Nelle ultime settimane, nei corridoi di Unifg, diversi sono i tentativi messi in atto per convincere Pasquale Pazienza a scendere in campo, un nome in grado di canalizzare il consenso degli accademici e fuori al Dipartimento di economia, di cui fa parte, e di mettere d’accordo il personale amministrativo.
Da qualche settimana si sta tentando di convincere il presidente del Parco a candidarsi.

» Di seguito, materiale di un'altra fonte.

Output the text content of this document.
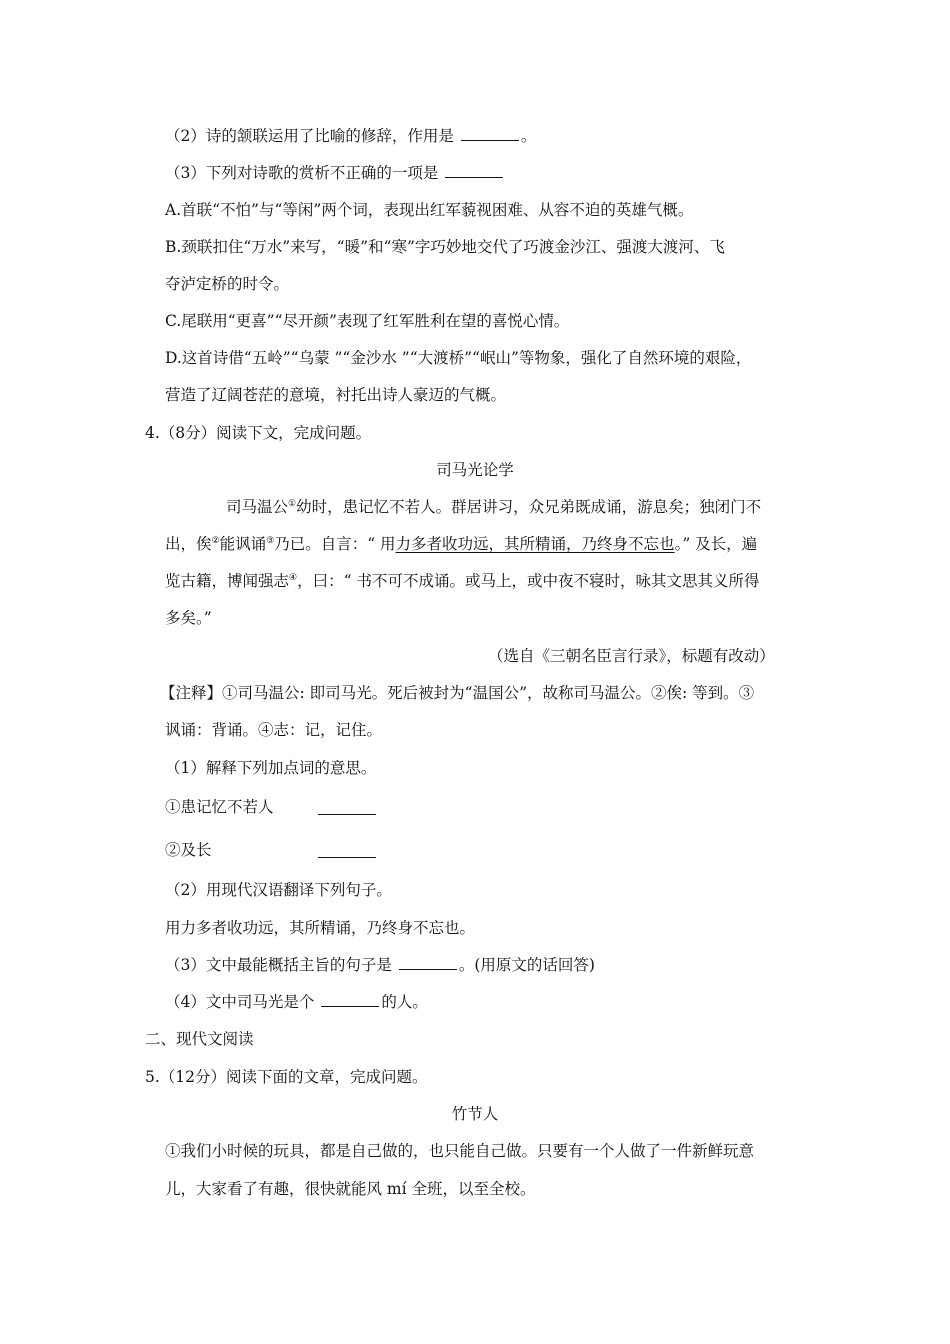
（2）诗的颔联运用了比喻的修辞，作用是	。
（3）下列对诗歌的赏析不正确的一项是
A.首联“不怕”与“等闲”两个词，表现出红军藐视困难、从容不迫的英雄气概。
B.颈联扣住“万水”来写，“暖”和“寒”字巧妙地交代了巧渡金沙江、强渡大渡河、飞
夺泸定桥的时令。
C.尾联用“更喜”“尽开颜”表现了红军胜利在望的喜悦心情。
D.这首诗借“五岭”“乌蒙 ”“金沙水 ”“大渡桥”“岷山”等物象，强化了自然环境的艰险，
营造了辽阔苍茫的意境，衬托出诗人豪迈的气概。
4.（8分）阅读下文，完成问题。
司马光论学
司马温公①幼时，患记忆不若人。群居讲习，众兄弟既成诵，游息矣；独闭门不
出，俟②能讽诵③乃已。自言：“ 用力多者收功远，其所精诵，乃终身不忘也。” 及长，遍
览古籍，博闻强志④，曰：“ 书不可不成诵。或马上，或中夜不寝时，咏其文思其义所得
多矣。”
（选自《三朝名臣言行录》，标题有改动）
【注释】①司马温公: 即司马光。死后被封为“温国公”，故称司马温公。②俟: 等到。③
讽诵：背诵。④志：记，记住。
（1）解释下列加点词的意思。
①患记忆不若人
②及长
（2）用现代汉语翻译下列句子。
用力多者收功远，其所精诵，乃终身不忘也。
（3）文中最能概括主旨的句子是	。(用原文的话回答)
（4）文中司马光是个	的人。
二、现代文阅读
5.（12分）阅读下面的文章，完成问题。
竹节人
①我们小时候的玩具，都是自己做的，也只能自己做。只要有一个人做了一件新鲜玩意
儿，大家看了有趣，很快就能风 mí 全班，以至全校。
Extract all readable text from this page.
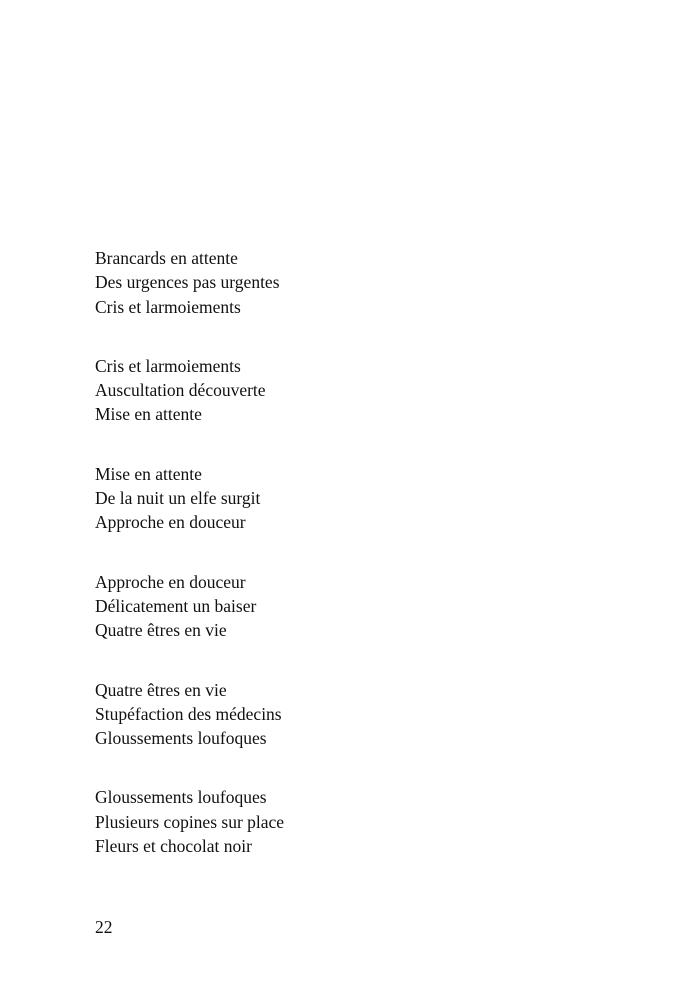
Brancards en attente
Des urgences pas urgentes
Cris et larmoiements
Cris et larmoiements
Auscultation découverte
Mise en attente
Mise en attente
De la nuit un elfe surgit
Approche en douceur
Approche en douceur
Délicatement un baiser
Quatre êtres en vie
Quatre êtres en vie
Stupéfaction des médecins
Gloussements loufoques
Gloussements loufoques
Plusieurs copines sur place
Fleurs et chocolat noir
22
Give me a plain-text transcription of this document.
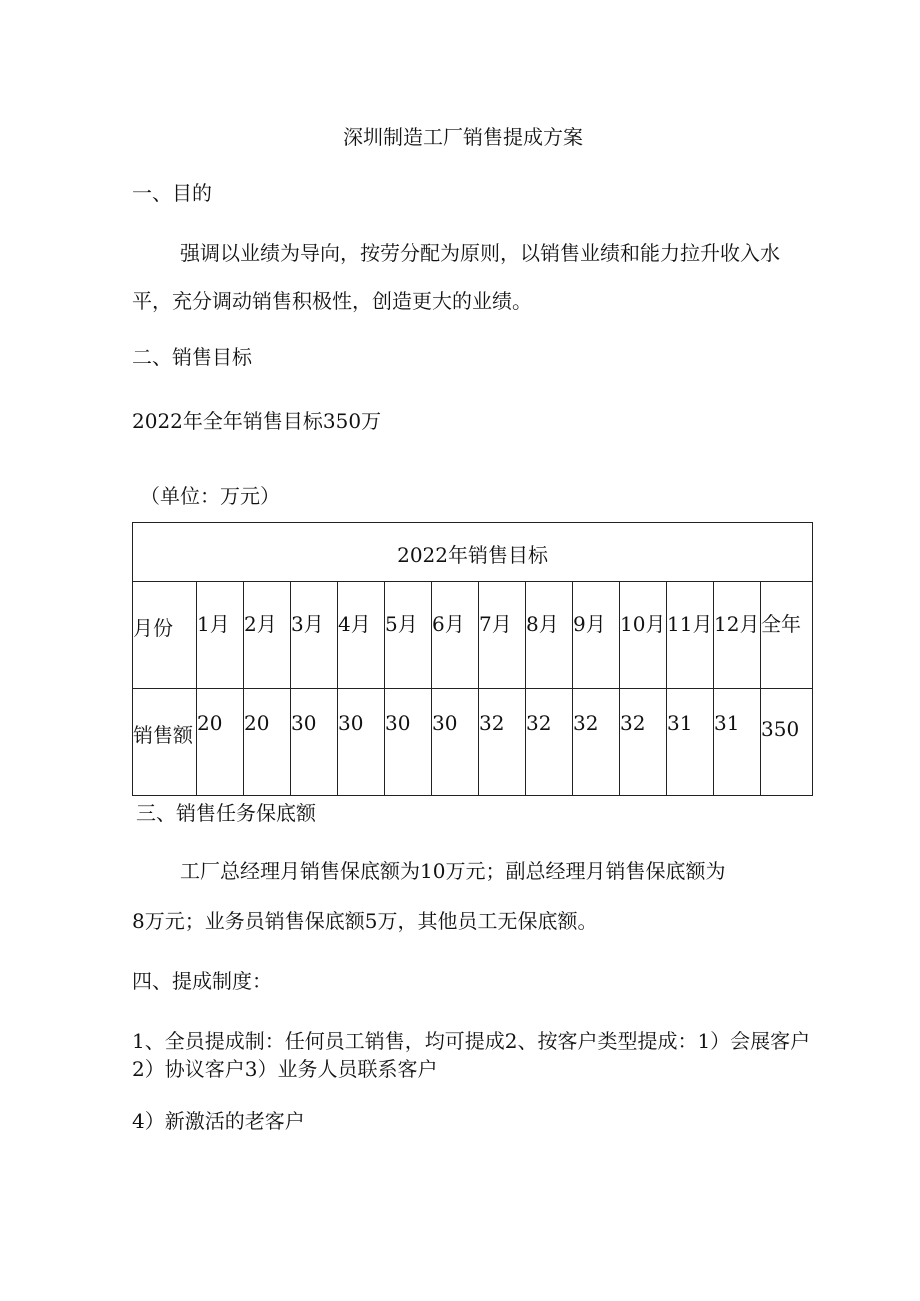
深圳制造工厂销售提成方案
一、目的
强调以业绩为导向，按劳分配为原则，以销售业绩和能力拉升收入水
平，充分调动销售积极性，创造更大的业绩。
二、销售目标
2022年全年销售目标350万
（单位：万元）
2022年销售目标													

月份	1月	2月	3月	4月	5月	6月	7月	8月	9月	10月	11月	12月	全年

销售额	20	20	30	30	30	30	32	32	32	32	31	31	350
三、销售任务保底额
工厂总经理月销售保底额为10万元；副总经理月销售保底额为
8万元；业务员销售保底额5万，其他员工无保底额。
四、提成制度：
1、全员提成制：任何员工销售，均可提成2、按客户类型提成：1）会展客户
2）协议客户3）业务人员联系客户
4）新激活的老客户
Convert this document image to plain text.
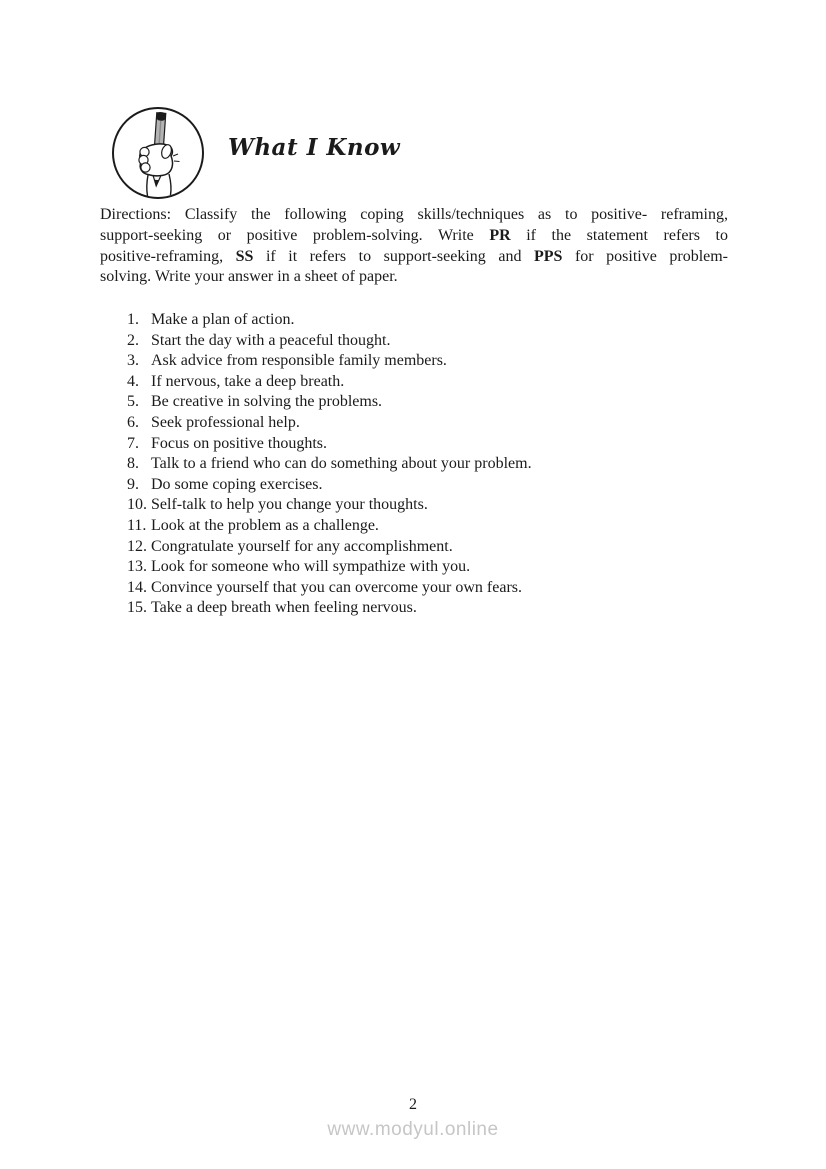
What I Know
Directions: Classify the following coping skills/techniques as to positive- reframing,
support-seeking or positive problem-solving. Write PR if the statement refers to
positive-reframing, SS if it refers to support-seeking and PPS for positive problem-
solving. Write your answer in a sheet of paper.
1. Make a plan of action.
2. Start the day with a peaceful thought.
3. Ask advice from responsible family members.
4. If nervous, take a deep breath.
5. Be creative in solving the problems.
6. Seek professional help.
7. Focus on positive thoughts.
8. Talk to a friend who can do something about your problem.
9. Do some coping exercises.
10. Self-talk to help you change your thoughts.
11. Look at the problem as a challenge.
12. Congratulate yourself for any accomplishment.
13. Look for someone who will sympathize with you.
14. Convince yourself that you can overcome your own fears.
15. Take a deep breath when feeling nervous.
2
www.modyul.online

Pazienza è un nome di spessore e potrebbe riuscire a vincere al primo turno ma soprattutto segnerebbe un cambio di validamente riprendere la gestione di UniFG dopo l’era di Limone il rettore salentino che ha mollato l’Università di Foggia nemmeno a metà mandato. Pazienza potrebbe sintetizzare bene il bisogno di voltare pagina e dare l’avvio a una nuova fase dell’Università e a una progettualità nuova e a lungo termine che entusiasmerebbe anche i più scettici.
Ordinario di Economia politica, foggiano, professore di lungo corso con una lunga esperienza nel Regno Unito, Pazienza che è membro della consulta accademica degli studi di genere, attualmente ricopre il ruolo di Presidente del Parco nazionale del Gargano.
La sua candidatura, sollecitata da più parti, permetterebbe inoltre al Dipartimento di Economia un’impresa da sempre agognata e mai realizzata ovvero quella di esprimere finalmente un Rettore. Economia è la facoltà che ha il più alto numero di iscritti dell’Università di Foggia ma non è mai riuscita a esprimersi nella governance dell’Ateneo contando di fatto pochissimo nei processi decisionali anche a causa delle divisioni interne e Pazienza metterebbe tutti d’accordo.